Children born very preterm (VPT; < 32 completed weeks of gestation) are at high risk of neurodevelopmental and neurobehavioral difficulties associated with atypical brain maturation. The analysis of large-scale brain network dynamics during rest allows to investigate brain functional connectivity and their association with behavioural outcomes. Of interest, prematurity has been associated with atypical socio-emotional development with significant implications for the forming of peer relationships, adaptive functioning, academic achievement and mental health. In this study, we extracted dynamic functional connectivity by using the innovation-driven co-activation patterns (iCAPs) framework in preterm and full-term children aged 6 to 9 to explore changes in spatial organisation, laterality and temporal dynamics of spontaneous large-scale brain activity. Multivariate pattern analysis was used to explore potential biomarkers for socio-emotional difficulties in preterm children.

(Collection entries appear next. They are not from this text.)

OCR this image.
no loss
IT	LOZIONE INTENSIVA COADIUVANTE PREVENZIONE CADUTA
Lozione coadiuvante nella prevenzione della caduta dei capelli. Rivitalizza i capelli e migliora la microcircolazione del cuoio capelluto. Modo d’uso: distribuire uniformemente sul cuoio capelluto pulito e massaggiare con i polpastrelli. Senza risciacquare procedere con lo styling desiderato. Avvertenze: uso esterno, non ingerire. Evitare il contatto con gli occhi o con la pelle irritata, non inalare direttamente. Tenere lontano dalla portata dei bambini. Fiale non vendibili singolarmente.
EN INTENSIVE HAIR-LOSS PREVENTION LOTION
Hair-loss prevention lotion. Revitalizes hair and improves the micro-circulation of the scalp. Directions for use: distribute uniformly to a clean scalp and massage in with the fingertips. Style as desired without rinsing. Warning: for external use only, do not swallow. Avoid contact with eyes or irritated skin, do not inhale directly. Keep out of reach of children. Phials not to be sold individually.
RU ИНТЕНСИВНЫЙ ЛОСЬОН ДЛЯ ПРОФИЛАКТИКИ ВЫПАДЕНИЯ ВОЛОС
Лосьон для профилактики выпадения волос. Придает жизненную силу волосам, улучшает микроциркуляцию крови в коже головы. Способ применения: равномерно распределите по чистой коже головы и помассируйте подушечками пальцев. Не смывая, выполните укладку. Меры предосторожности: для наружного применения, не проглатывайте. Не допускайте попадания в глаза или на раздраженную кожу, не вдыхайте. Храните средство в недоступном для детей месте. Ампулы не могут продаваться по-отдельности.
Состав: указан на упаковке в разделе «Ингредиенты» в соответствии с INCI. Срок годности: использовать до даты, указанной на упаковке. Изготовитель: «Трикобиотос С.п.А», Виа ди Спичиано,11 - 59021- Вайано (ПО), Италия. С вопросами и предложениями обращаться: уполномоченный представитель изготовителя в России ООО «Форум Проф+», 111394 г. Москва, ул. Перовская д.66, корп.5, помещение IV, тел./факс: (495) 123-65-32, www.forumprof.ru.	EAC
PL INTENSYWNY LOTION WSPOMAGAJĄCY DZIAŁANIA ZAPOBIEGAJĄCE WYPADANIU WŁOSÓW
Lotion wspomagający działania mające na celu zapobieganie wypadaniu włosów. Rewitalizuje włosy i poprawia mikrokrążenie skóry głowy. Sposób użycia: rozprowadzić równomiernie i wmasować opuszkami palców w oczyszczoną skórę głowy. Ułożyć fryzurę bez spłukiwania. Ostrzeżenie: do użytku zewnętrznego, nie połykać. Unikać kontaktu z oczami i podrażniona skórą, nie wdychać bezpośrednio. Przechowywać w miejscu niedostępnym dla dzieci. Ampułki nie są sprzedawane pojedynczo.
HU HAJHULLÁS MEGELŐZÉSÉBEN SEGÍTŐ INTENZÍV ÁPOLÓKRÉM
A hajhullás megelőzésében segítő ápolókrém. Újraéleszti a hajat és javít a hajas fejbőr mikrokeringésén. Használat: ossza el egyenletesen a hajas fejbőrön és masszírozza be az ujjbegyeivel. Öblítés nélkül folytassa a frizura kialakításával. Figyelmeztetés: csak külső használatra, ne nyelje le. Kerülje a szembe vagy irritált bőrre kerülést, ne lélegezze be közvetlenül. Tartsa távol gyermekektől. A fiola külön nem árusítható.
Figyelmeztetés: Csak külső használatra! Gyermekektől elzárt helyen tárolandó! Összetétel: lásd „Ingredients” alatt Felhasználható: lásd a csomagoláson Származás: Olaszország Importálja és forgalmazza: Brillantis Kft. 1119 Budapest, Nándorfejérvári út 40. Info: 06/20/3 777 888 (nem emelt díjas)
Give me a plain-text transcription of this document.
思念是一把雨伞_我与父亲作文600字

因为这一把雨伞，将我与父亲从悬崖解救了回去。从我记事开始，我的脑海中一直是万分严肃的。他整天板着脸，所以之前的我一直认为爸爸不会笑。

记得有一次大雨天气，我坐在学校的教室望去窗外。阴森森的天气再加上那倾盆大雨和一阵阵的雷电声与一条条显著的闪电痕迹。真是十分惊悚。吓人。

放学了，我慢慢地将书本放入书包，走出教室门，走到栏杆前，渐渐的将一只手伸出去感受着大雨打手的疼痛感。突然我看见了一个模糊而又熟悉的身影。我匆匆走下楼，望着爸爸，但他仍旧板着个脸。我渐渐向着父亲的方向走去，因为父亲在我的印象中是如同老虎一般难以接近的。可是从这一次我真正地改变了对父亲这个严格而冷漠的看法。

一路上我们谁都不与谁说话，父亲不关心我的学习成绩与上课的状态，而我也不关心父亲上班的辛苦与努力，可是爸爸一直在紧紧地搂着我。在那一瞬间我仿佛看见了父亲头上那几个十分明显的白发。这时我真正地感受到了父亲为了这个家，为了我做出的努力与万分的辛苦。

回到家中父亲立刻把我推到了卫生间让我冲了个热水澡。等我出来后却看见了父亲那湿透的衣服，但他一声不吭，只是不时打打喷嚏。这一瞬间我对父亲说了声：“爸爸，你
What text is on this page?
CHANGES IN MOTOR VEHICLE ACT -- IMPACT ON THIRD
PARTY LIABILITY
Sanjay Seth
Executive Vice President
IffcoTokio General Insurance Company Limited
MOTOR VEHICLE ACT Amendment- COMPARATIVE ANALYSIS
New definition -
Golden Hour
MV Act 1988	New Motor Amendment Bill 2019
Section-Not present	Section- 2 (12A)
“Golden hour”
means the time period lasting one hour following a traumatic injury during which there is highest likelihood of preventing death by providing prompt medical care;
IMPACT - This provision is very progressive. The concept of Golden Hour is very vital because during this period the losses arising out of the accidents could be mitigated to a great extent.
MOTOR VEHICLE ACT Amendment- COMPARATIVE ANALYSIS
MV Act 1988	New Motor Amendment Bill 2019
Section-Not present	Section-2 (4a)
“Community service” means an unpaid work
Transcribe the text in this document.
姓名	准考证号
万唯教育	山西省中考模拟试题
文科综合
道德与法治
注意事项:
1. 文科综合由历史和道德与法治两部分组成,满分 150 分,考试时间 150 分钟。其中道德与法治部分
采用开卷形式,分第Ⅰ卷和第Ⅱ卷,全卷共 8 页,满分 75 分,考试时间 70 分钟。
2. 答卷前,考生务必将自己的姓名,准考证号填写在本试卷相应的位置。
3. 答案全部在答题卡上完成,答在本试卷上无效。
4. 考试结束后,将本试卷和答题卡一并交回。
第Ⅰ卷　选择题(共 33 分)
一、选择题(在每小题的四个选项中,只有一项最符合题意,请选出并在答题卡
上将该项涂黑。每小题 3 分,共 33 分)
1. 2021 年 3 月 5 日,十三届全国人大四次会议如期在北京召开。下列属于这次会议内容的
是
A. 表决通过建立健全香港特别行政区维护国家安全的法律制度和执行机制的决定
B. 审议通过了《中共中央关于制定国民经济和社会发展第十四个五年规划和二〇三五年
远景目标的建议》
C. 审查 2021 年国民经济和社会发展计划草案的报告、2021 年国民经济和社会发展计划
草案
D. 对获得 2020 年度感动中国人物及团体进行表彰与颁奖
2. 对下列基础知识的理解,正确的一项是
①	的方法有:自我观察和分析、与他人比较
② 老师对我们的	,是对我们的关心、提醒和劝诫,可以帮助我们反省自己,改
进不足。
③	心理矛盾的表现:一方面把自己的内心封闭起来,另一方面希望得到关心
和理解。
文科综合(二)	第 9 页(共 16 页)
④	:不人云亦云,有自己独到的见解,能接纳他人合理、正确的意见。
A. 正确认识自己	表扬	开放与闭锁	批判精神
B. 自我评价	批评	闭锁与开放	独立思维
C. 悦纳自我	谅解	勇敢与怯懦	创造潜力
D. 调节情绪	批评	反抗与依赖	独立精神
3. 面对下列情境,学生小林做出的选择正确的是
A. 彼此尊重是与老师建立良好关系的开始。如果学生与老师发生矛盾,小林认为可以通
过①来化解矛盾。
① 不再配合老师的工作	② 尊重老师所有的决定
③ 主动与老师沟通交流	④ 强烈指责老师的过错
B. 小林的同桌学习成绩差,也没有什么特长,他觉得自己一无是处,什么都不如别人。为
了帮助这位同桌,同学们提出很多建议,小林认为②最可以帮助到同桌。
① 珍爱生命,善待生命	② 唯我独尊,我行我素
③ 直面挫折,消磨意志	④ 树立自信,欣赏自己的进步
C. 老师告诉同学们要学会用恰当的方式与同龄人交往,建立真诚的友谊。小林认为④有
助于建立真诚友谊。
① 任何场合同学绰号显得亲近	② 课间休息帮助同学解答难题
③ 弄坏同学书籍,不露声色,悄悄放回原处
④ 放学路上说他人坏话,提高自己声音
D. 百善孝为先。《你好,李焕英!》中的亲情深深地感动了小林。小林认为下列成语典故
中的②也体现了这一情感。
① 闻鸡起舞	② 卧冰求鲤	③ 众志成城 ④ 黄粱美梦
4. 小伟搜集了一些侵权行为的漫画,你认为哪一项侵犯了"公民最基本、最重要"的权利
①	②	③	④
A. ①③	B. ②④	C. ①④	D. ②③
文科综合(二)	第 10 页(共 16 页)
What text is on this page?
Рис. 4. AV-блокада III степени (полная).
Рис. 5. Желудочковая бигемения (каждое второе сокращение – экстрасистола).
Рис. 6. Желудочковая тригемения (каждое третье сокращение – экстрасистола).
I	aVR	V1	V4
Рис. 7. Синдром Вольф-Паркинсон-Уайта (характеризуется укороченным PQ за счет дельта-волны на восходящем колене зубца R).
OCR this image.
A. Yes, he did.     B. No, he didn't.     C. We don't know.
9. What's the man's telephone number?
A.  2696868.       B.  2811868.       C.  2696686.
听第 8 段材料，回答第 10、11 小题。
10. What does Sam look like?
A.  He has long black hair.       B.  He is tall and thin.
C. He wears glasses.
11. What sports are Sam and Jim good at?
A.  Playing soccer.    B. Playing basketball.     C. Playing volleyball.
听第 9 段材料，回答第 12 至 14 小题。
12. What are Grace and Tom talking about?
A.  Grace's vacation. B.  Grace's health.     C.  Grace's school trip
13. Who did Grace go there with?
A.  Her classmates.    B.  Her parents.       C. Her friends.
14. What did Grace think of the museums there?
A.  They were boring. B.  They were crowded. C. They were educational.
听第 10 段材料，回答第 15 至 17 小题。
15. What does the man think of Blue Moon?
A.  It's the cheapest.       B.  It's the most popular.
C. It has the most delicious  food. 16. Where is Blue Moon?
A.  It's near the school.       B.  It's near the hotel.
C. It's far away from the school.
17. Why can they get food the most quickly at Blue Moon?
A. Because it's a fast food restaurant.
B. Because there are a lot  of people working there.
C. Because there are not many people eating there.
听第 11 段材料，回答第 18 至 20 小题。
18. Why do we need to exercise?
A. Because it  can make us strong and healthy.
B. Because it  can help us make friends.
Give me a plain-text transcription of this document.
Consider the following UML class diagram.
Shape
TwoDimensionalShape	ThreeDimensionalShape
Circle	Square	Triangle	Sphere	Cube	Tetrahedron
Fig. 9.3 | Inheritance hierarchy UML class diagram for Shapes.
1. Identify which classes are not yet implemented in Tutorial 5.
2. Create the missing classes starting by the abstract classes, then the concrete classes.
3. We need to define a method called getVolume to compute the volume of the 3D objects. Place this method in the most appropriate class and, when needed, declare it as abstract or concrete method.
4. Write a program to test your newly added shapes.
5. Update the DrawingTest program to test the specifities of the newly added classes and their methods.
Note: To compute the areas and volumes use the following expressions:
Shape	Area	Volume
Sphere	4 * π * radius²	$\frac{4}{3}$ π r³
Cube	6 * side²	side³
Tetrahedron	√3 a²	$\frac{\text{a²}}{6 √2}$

Results show a spatial organisation of 13 networks retrieved comparable to full-term controls. Dynamic features and lateralisation of network brain activity were also comparable across groups for all large-scale brain networks. Despite apparent similarities in terms of dynamical functional connectivity parameters, multivariate pattern analysis unveiled group differences in their associations with socio-emotional abilities. While a pattern of decreased engagement in certain brain networks were associated with better socio-emotional abilities in full-term controls; in the VPT group, better socio-emotional abilities were associated with coordination of activity across different networks, i.e., coupling duration between different pairs of networks. It is possible that group differences reflect reduced degree of maturation of functional architecture in the VPT group for socio-emotional abilities.